Blue mooms award (1st prize)

SIXMOOMS.com (E)

Blue mooms award (1st prize)

Be prepared. This recording of Schubert's most famous quartets is like a giant slap in the face, a rude awakening to anybody who thought they knew what those compositions sound like. Hence these reads will be a love or hate proposition. I can't see any possible middle ground for these radically non-classical yet most stimulating interpretations. The sound of gut strings is very unique. It gives this quartet of instruments an inimitable timbre and grain (meant here in a very favorable way) that allows the musicians to completely expose the colors of Schubert's music on a palette of nuances not typically heard with the more rotund sound of modern instruments and metal strings.

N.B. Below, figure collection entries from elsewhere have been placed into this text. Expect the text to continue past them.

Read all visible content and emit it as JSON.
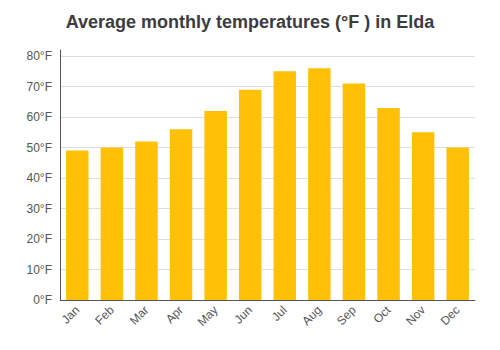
{
  "chart_data": {
    "type": "bar",
    "title": "Average monthly temperatures (°F ) in Elda",
    "categories": [
      "Jan",
      "Feb",
      "Mar",
      "Apr",
      "May",
      "Jun",
      "Jul",
      "Aug",
      "Sep",
      "Oct",
      "Nov",
      "Dec"
    ],
    "values": [
      49,
      50,
      52,
      56,
      62,
      69,
      75,
      76,
      71,
      63,
      55,
      50
    ],
    "color": "#FFC107",
    "ylim": [
      0,
      82
    ],
    "yticks": [
      {
        "value": 0,
        "label": "0°F"
      },
      {
        "value": 10,
        "label": "10°F"
      },
      {
        "value": 20,
        "label": "20°F"
      },
      {
        "value": 30,
        "label": "30°F"
      },
      {
        "value": 40,
        "label": "40°F"
      },
      {
        "value": 50,
        "label": "50°F"
      },
      {
        "value": 60,
        "label": "60°F"
      },
      {
        "value": 70,
        "label": "70°F"
      },
      {
        "value": 80,
        "label": "80°F"
      }
    ],
    "grid": true
  }
}
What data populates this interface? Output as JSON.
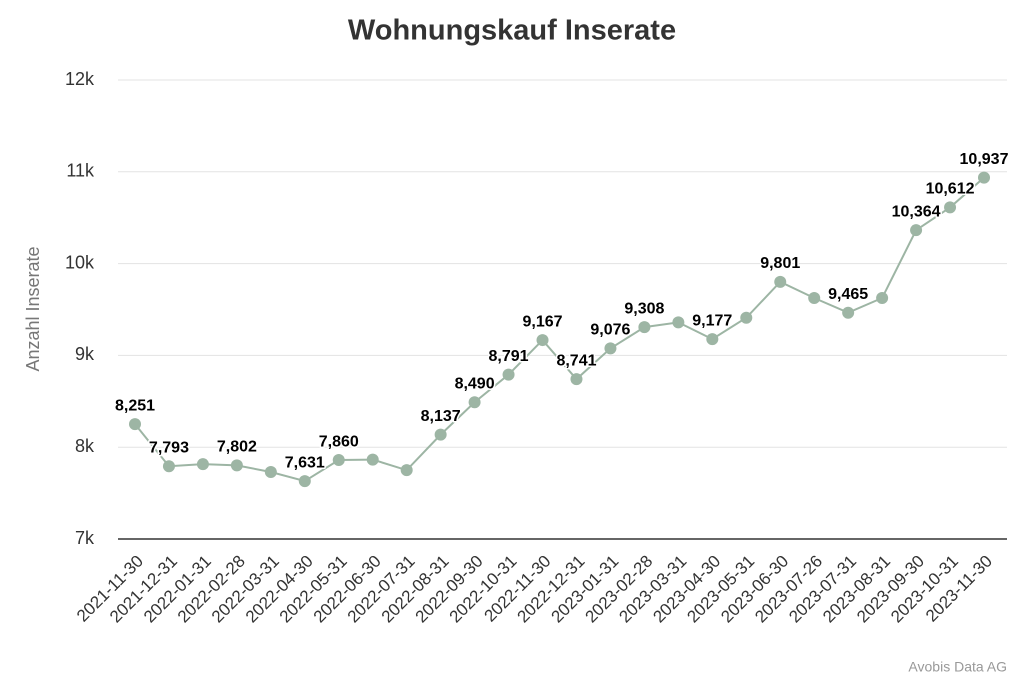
{
  "chart_data": {
    "type": "line",
    "title": "Wohnungskauf Inserate",
    "y_label": "Anzahl Inserate",
    "source": "Avobis Data AG",
    "categories": [
      "2021-11-30",
      "2021-12-31",
      "2022-01-31",
      "2022-02-28",
      "2022-03-31",
      "2022-04-30",
      "2022-05-31",
      "2022-06-30",
      "2022-07-31",
      "2022-08-31",
      "2022-09-30",
      "2022-10-31",
      "2022-11-30",
      "2022-12-31",
      "2023-01-31",
      "2023-02-28",
      "2023-03-31",
      "2023-04-30",
      "2023-05-31",
      "2023-06-30",
      "2023-07-26",
      "2023-07-31",
      "2023-08-31",
      "2023-09-30",
      "2023-10-31",
      "2023-11-30"
    ],
    "series": [
      {
        "color": "#9db5a4",
        "values": [
          8251,
          7793,
          7815,
          7802,
          7730,
          7631,
          7860,
          7865,
          7750,
          8137,
          8490,
          8791,
          9167,
          8741,
          9076,
          9308,
          9360,
          9177,
          9410,
          9801,
          9625,
          9465,
          9625,
          10364,
          10612,
          10937
        ],
        "value_labels": [
          "8,251",
          "7,793",
          null,
          "7,802",
          null,
          "7,631",
          "7,860",
          null,
          null,
          "8,137",
          "8,490",
          "8,791",
          "9,167",
          "8,741",
          "9,076",
          "9,308",
          null,
          "9,177",
          null,
          "9,801",
          null,
          "9,465",
          null,
          "10,364",
          "10,612",
          "10,937"
        ]
      }
    ],
    "ylim": [
      7000,
      12000
    ],
    "yticks": [
      {
        "value": 7000,
        "label": "7k"
      },
      {
        "value": 8000,
        "label": "8k"
      },
      {
        "value": 9000,
        "label": "9k"
      },
      {
        "value": 10000,
        "label": "10k"
      },
      {
        "value": 11000,
        "label": "11k"
      },
      {
        "value": 12000,
        "label": "12k"
      }
    ],
    "grid": true
  }
}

It's as though Schubert's music instantly lost its Viennese sugar coating, shed unnecessary weight and we finally accessed its previously hidden lean muscles and bones - disturbing at first but fully revelatory. Add the range of subtle nuances and articulation the modern bows allowed to reveal the tight connection between these string quartets and Schubert's most lyrical lieder. One ends up with a performance not completely 'historical' in its very supple hues but neither modern since timbres are clearly of the 'period' persuasion.

The Quatuor Terpsycordes born from the collision of an Italian, one Bulgarian and two Swiss was unknown to me before this disc but their youth and purposeful, clever and inventive rediscovery of Schubert's most traveled compositions won me over. Like a bucket of cold water, it opened my ears to what I had been missing in his music.